Mr. Harkin said he was particularly frustrated by the money being spent on fixing the alternative minimum tax. “It’s about 9 percent of the whole bill,” he said, “which we were going to do later this year in a tax bill. Why is it in there? It has nothing to do with stimulus. It has nothing to do with recovery. This makes no sense whatsoever.”

 

But even as Congressional leaders and top White House officials went through the package with a carving knife, it was clear that the three Republicans who agreed to support the bill in the Senate wielded extraordinary power, and along with conservative Democrats in their coalition, had put a firm stamp on the stimulus package.
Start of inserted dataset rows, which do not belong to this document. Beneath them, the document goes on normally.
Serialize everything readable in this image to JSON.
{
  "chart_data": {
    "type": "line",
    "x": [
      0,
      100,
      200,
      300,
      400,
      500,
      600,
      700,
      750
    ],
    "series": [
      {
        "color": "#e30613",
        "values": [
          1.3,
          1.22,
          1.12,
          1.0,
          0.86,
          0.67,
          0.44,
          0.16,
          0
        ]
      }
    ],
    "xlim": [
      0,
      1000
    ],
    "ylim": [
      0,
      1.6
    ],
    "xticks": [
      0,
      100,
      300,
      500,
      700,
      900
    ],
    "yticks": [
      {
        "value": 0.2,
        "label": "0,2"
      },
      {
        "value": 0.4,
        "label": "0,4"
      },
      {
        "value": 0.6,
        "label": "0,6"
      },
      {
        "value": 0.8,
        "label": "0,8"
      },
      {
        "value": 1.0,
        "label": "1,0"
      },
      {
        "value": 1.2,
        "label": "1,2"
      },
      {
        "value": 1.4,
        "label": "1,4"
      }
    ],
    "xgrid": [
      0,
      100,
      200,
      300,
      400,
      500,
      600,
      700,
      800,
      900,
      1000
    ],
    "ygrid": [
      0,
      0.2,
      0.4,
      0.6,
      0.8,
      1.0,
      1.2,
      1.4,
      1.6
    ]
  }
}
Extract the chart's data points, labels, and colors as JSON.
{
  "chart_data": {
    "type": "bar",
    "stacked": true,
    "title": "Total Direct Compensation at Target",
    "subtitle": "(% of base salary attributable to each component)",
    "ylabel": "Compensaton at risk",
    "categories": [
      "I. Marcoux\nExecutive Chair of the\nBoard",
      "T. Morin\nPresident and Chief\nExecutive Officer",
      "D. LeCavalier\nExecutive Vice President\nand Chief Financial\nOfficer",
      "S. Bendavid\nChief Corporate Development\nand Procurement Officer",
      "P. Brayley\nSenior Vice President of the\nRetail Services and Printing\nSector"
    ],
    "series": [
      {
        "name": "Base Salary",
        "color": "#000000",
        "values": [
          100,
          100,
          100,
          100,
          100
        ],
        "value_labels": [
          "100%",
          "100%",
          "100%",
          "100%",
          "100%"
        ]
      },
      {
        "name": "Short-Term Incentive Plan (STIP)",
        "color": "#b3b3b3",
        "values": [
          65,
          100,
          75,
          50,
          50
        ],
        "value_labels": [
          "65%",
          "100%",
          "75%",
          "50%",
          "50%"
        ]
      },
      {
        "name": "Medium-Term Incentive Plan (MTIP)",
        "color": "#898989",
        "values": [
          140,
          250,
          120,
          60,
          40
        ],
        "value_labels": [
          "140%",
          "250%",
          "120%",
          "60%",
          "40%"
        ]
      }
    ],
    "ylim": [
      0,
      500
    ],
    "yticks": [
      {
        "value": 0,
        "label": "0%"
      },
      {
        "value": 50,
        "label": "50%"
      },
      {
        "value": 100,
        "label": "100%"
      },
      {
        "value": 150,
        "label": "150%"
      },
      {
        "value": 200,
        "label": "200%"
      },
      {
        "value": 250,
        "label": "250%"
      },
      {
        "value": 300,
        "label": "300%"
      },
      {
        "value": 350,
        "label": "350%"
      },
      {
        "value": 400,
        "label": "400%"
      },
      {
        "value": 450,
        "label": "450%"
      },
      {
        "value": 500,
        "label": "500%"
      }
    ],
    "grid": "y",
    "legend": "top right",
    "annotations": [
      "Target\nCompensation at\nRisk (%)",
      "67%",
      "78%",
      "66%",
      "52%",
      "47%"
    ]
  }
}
For instance, even as negotiators accepted many of the Senate’s reduced spending provisions, they were careful to maintain an additional $6.5 billion for medical research that was inserted at the insistence of Senator Arlen Specter, Republican of Pennsylvania, who is a cancer survivor.

 

Republican opponents of the stimulus measure continued to criticize it on Wednesday as a bloated and ill-designed spending bonanza by Democrats that would not help lift the economy out of recession but would plunge future generations of Americans deeper into debt.

 

“Yesterday the Senate cast one of the most expensive votes in history,” the Republican leader, Senator Mitch McConnell of Kentucky, said. “Americans are wondering how we’re going to pay for all this. Judging by the market reaction to Secretary Geithner’s announcement yesterday and the newspaper editorials this morning, it’s clear that everyone is looking for a little more detail.”

 

In hammering out a final agreement, the negotiators not only had to settle on overall dollar amounts for the various provisions but in some cases had to resolve bitter disagreements over the formulas that would be used to divide some of the largest categories of money to be directed to state and local governments.

 

The stimulus plan includes $87 billion in federal aid to states for rising Medicaid costs, and powerful blocs of lawmakers, largely divided between urban and rural states, had been fighting over whether to divvy up the funds according to the traditional Medicaid reimbursement formulas or to give extra help to states with high unemployment.

 

Kate Phillips and David Stout contributed reporting.